Dr. Richard Robb is one of the leading experts in the Biomedical Imaging Resource at Mayo Clinic in Rochester, involved with the progressive development of virtual endoscopy (VE) as a diagnostic and clinical tool. He actually prefers the term "endoscopic or computed virtuality" since it specifies more accurately the essence of simulated visualisation of patient specific organs based on computer processing of 3-D image datasets. The current availability of the Visible Human Datasets (VHD) from the National Library of Medicine offers a tremendous opportunity to turn VE into a reliable alternative for real invasive endoscopy, allowing viewing angles that up till now were inaccessible. True, a number of technical problems still need to be solved concerning image resolution and rendering, segmentation, registration and appropriate preparation of the data in order to refine and validate the simulation for routine clinical use. Very soon however, physicians will boldly enter regions of the human body which no eye has ever beheld.
Virtual endoscopy is based on the idea to represent real world objects as spatial information. Basically, there are two methods of proceeding. The first one starts out with three-dimensional images acquired from a scanner which are prepared for modelling, meaning that single anatomic objects should be segmented from the 3-D images and their surfaces extracted. This surface is converted into a meshwork of polygons, a process referred to as "tiling". The addition of colour, lighting or textural patterns enhances the details in the general structure which is rendered for visualisation by means of computer algorithms.

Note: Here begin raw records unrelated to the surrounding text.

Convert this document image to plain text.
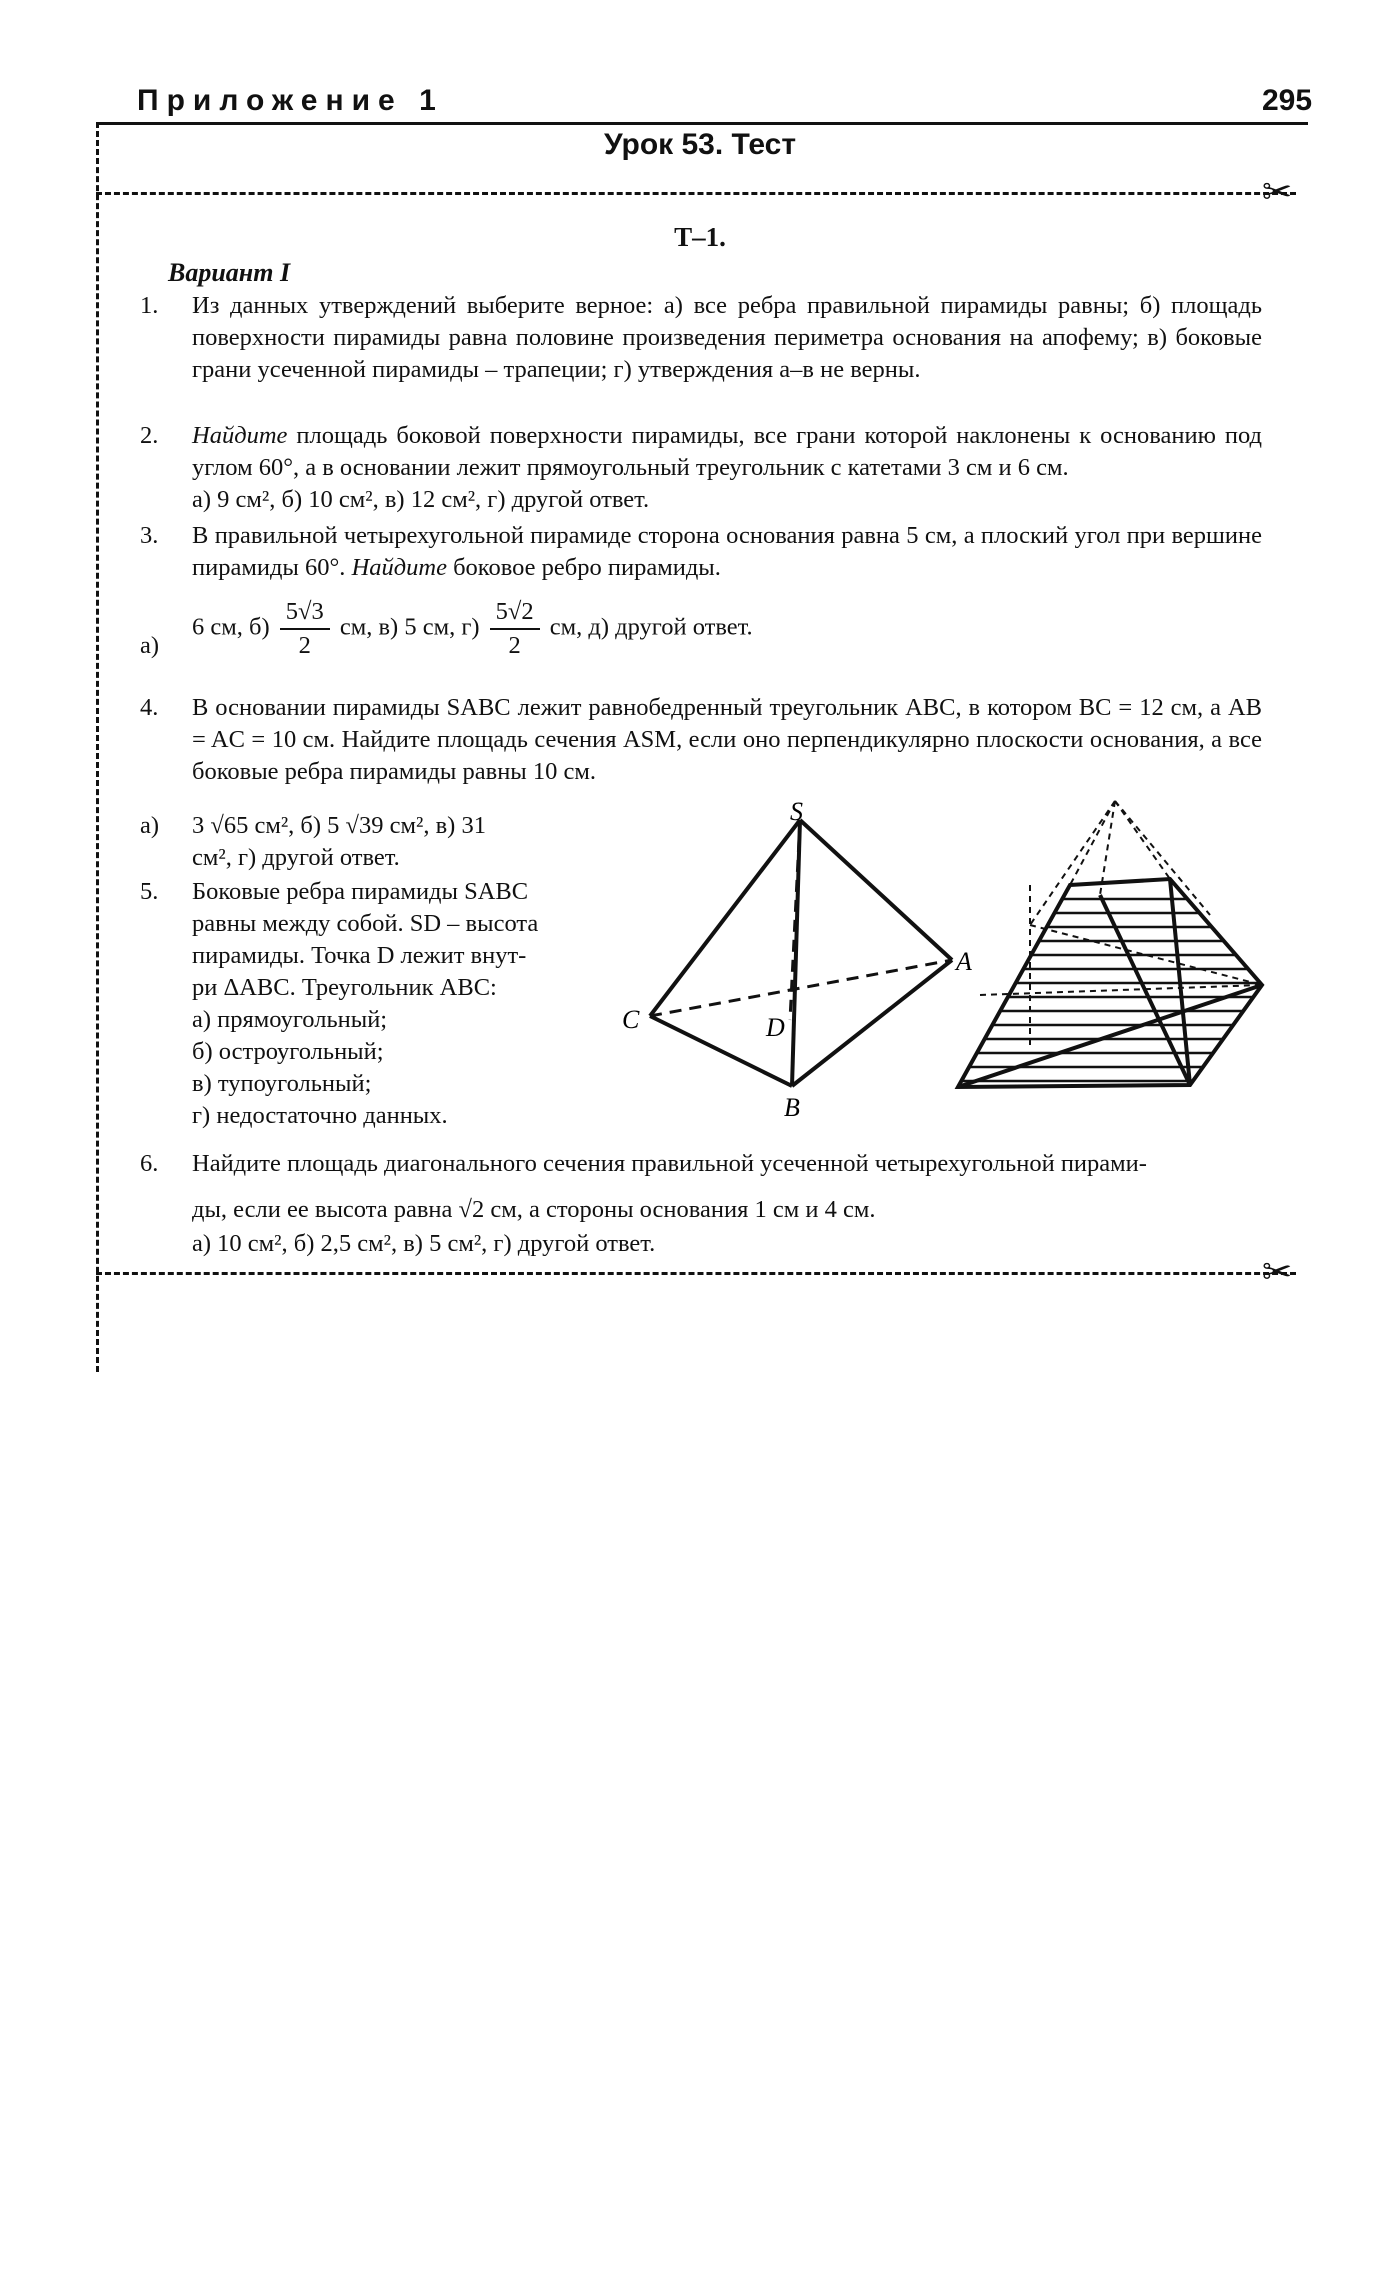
Приложение 1	295
Урок 53. Тест
✂
✂
Т–1.
Вариант I
1. Из данных утверждений выберите верное: а) все ребра правильной пирамиды равны; б) площадь поверхности пирамиды равна половине произведения периметра основания на апофему; в) боковые грани усеченной пирамиды – трапеции; г) утверждения а–в не верны.
2. Найдите площадь боковой поверхности пирамиды, все грани которой наклонены к основанию под углом 60°, а в основании лежит прямоугольный треугольник с катетами 3 см и 6 см.
а) 9 см², б) 10 см², в) 12 см², г) другой ответ.
3. В правильной четырехугольной пирамиде сторона основания равна 5 см, а плоский угол при вершине пирамиды 60°. Найдите боковое ребро пирамиды.
а)
6 см, $б) \frac{5√3}{2}$ см, в) 5 см, $г) \frac{5√2}{2}$ см, д) другой ответ.
4. В основании пирамиды SABC лежит равнобедренный треугольник ABC, в котором BC = 12 см, а AB = AC = 10 см. Найдите площадь сечения ASM, если оно перпендикулярно плоскости основания, а все боковые ребра пирамиды равны 10 см.
а) 3 √65 см², б) 5 √39 см², в) 31
см², г) другой ответ.
5. Боковые ребра пирамиды SABC
равны между собой. SD – высота
пирамиды. Точка D лежит внут-
ри ΔABC. Треугольник ABC:
а) прямоугольный;
б) остроугольный;
в) тупоугольный;
г) недостаточно данных.
S
A
B
C	D
6. Найдите площадь диагонального сечения правильной усеченной четырехугольной пирами-
ды, если ее высота равна √2 см, а стороны основания 1 см и 4 см.
а) 10 см², б) 2,5 см², в) 5 см², г) другой ответ.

The resulting endoscopic display can either be simulated on-line, in real time through an interactive simulator with use of a head-mounted display, head tracking and 3-D input devices, or through a pre-determined "flight path" in order to compute sequential frames of views which are turned into an animated video sequence.
In the second approach, the voxels of the appropriately segmented 3-D images are mathematically being ray-casted through, a process called perspective volume rendering which generates different surface views. In contrast to parallel volume rendering, the rays cast at divergent angles, originate at a finite eye position, allowing voxels in close proximity to appear larger than those situated at a distance. Trilinear interpolation smoothes the rather "blocky" visualisation by sub-sampling the data to match the sampling rate of the rays cast through the volume. At present, large images are difficult to fully visualise at real-time rates so pre-determined flight paths and animation are performed to generate cine sequences. Still, it is possible to preserve the intrinsic 3-D richness of the volume data, including depth layers displaying for instance blood vessels in the luminal wall. These details cannot be captured in surface models.

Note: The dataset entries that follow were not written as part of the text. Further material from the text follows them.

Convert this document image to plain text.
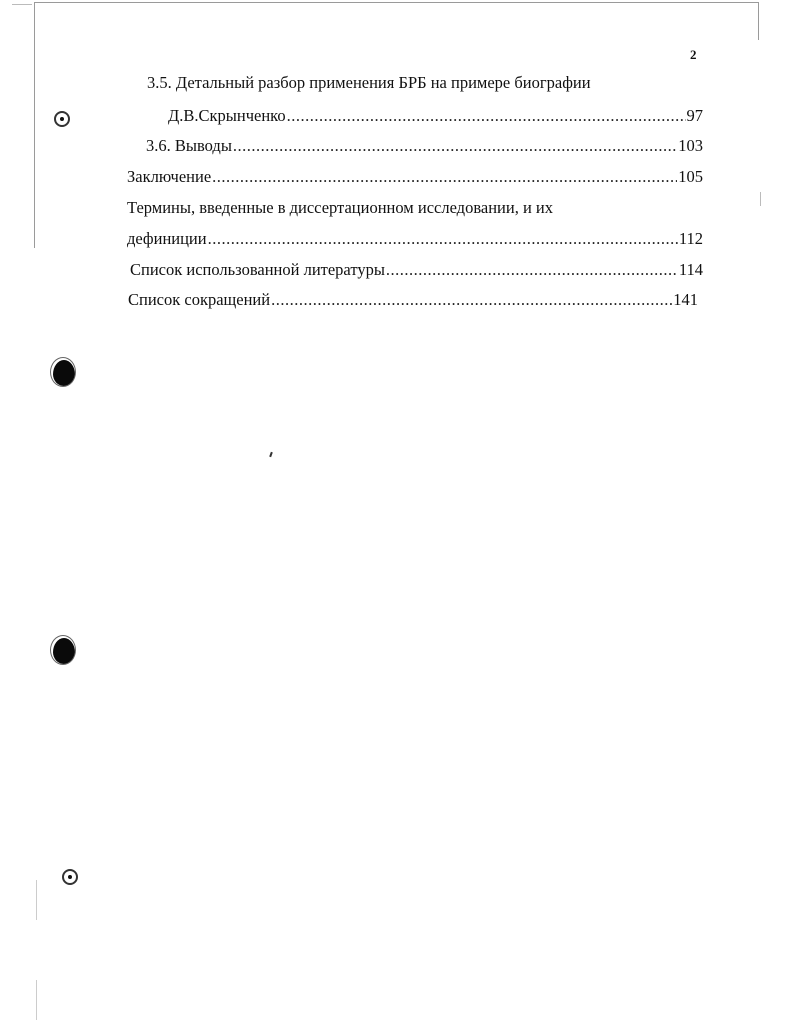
2
3.5. Детальный разбор применения БРБ на примере биографии
Д.В.Скрынченко .....	97
3.6. Выводы .....	103
Заключение .....	105
Термины, введенные в диссертационном исследовании, и их
дефиниции .....	112
Список использованной литературы .....	114
Список сокращений .....	141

The Visible Human Dataset (VHD) is playing a capital role in the validation of virtual endoscopy (VE). Next to mathematical simulations and phantom studies, both in vitro and in vivo research is required. The main difficulty consists in the provision of a "ground truth" measure. The VHD cryosection data precisely offers the standard against which the image processing effects can be calibrated and judged whereas the very same VHD data forms the basis to produce realistic simulations for testing procedures. The VHD models serve as a relevant framework for medical education, anaesthesiology training, surgery rehearsal and endoscopic simulations.

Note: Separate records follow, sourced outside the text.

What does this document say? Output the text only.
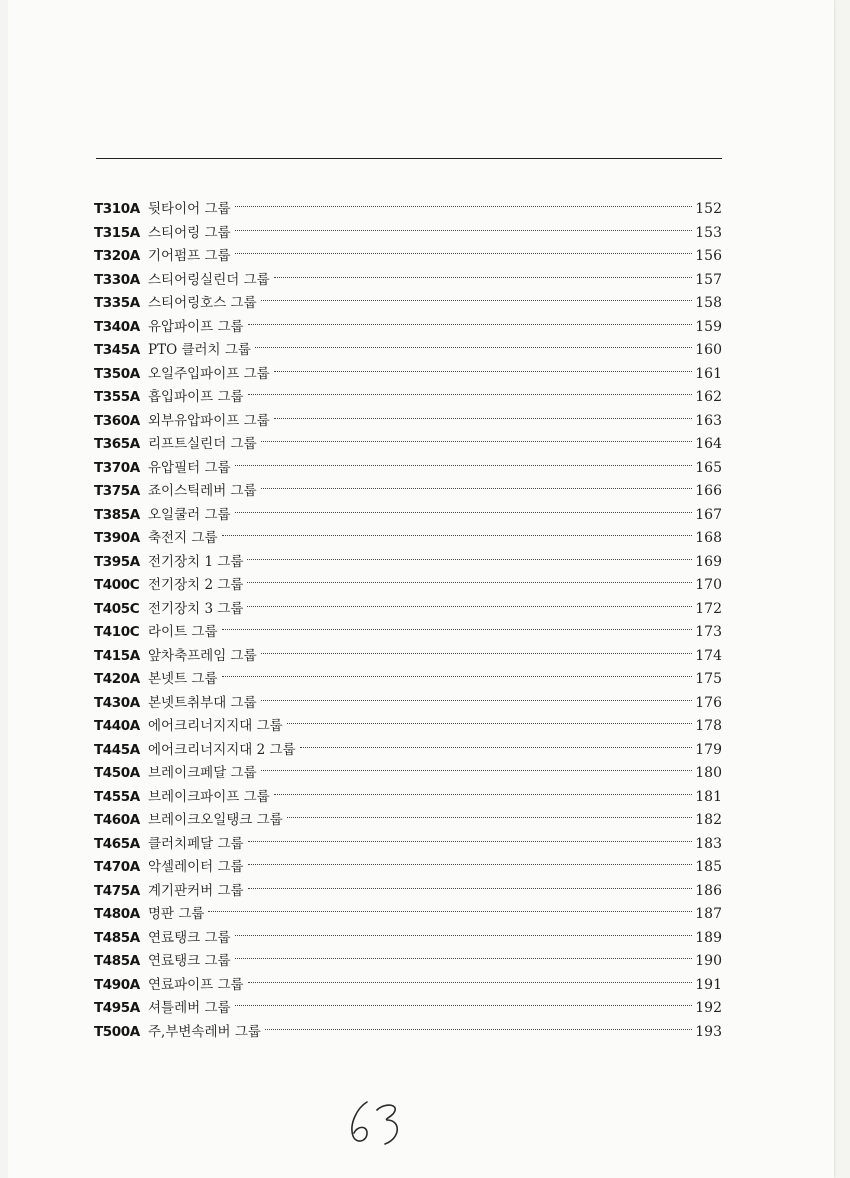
T310A 뒷타이어 그룹	152
T315A 스티어링 그룹	153
T320A 기어펌프 그룹	156
T330A 스티어링실린더 그룹	157
T335A 스티어링호스 그룹	158
T340A 유압파이프 그룹	159
T345A PTO 클러치 그룹	160
T350A 오일주입파이프 그룹	161
T355A 흡입파이프 그룹	162
T360A 외부유압파이프 그룹	163
T365A 리프트실린더 그룹	164
T370A 유압필터 그룹	165
T375A 죠이스틱레버 그룹	166
T385A 오일쿨러 그룹	167
T390A 축전지 그룹	168
T395A 전기장치 1 그룹	169
T400C 전기장치 2 그룹	170
T405C 전기장치 3 그룹	172
T410C 라이트 그룹	173
T415A 앞차축프레임 그룹	174
T420A 본넷트 그룹	175
T430A 본넷트취부대 그룹	176
T440A 에어크리너지지대 그룹	178
T445A 에어크리너지지대 2 그룹	179
T450A 브레이크페달 그룹	180
T455A 브레이크파이프 그룹	181
T460A 브레이크오일탱크 그룹	182
T465A 클러치페달 그룹	183
T470A 악셀레이터 그룹	185
T475A 계기판커버 그룹	186
T480A 명판 그룹	187
T485A 연료탱크 그룹	189
T485A 연료탱크 그룹	190
T490A 연료파이프 그룹	191
T495A 셔틀레버 그룹	192
T500A 주,부변속레버 그룹	193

Regular clinical use of VE however implies a more accurate and subtle level of 3-D resolution and surface rendering than currently available. And there are more challenges to meet, such as the essential step of segmentation "on the fly" to immediately distinguish one organ from another and not merely after visualisation. Fusion of static images from different imaging sources constitutes no problem anymore but frameless registration between a set of dynamic images is still limited to a few selected applications, like stereotactic neurosurgery. Finally, an extension of preparatory methods for certain organs or tissues is needed to obtain adequate and effective visualisation.
Dr. Richard Robb describes the progressive transformation of virtual endoscopy into a visualising tool of realistic perfection as a five generations process. Initially, 3-D geometric anatomic shapes were computed resulting in simple interactive fly-throughs. Next, more realistic graphics were generated including physical properties of tissue, such as stretching and deformation, and allowing interactive positioning of anatomic structures. On the brim of the third generation, physiologic characteristics like breathing, bleeding, leaking liquids and motility are being integrated for the first time in the VHD or the patient specific data. The following step will be to add microscopic level detail to the anatomy to visualise miniature size structures such as neurovascular bundles, glandular structures or even individual cells. The last stage will insert complex biochemical parameters with multi-organ system integration to represent systemic functions, such as neuro-endocrine and immunologic functions or pathologic states like shock.
The Biomedical Imaging Resource team at Mayo Clinic finally aims at developing a virtual endoscopic procedure which might become indistinguishable from the real patient and permit a continuous, seamless fly-through from gross anatomic, through macroscopic and eventually to microscopic realms. For specific information on visualisation techniques, we refer to the article From multiplanar reformation to virtual endoscopy: a survey of medical visualisation techniques in this very same issue.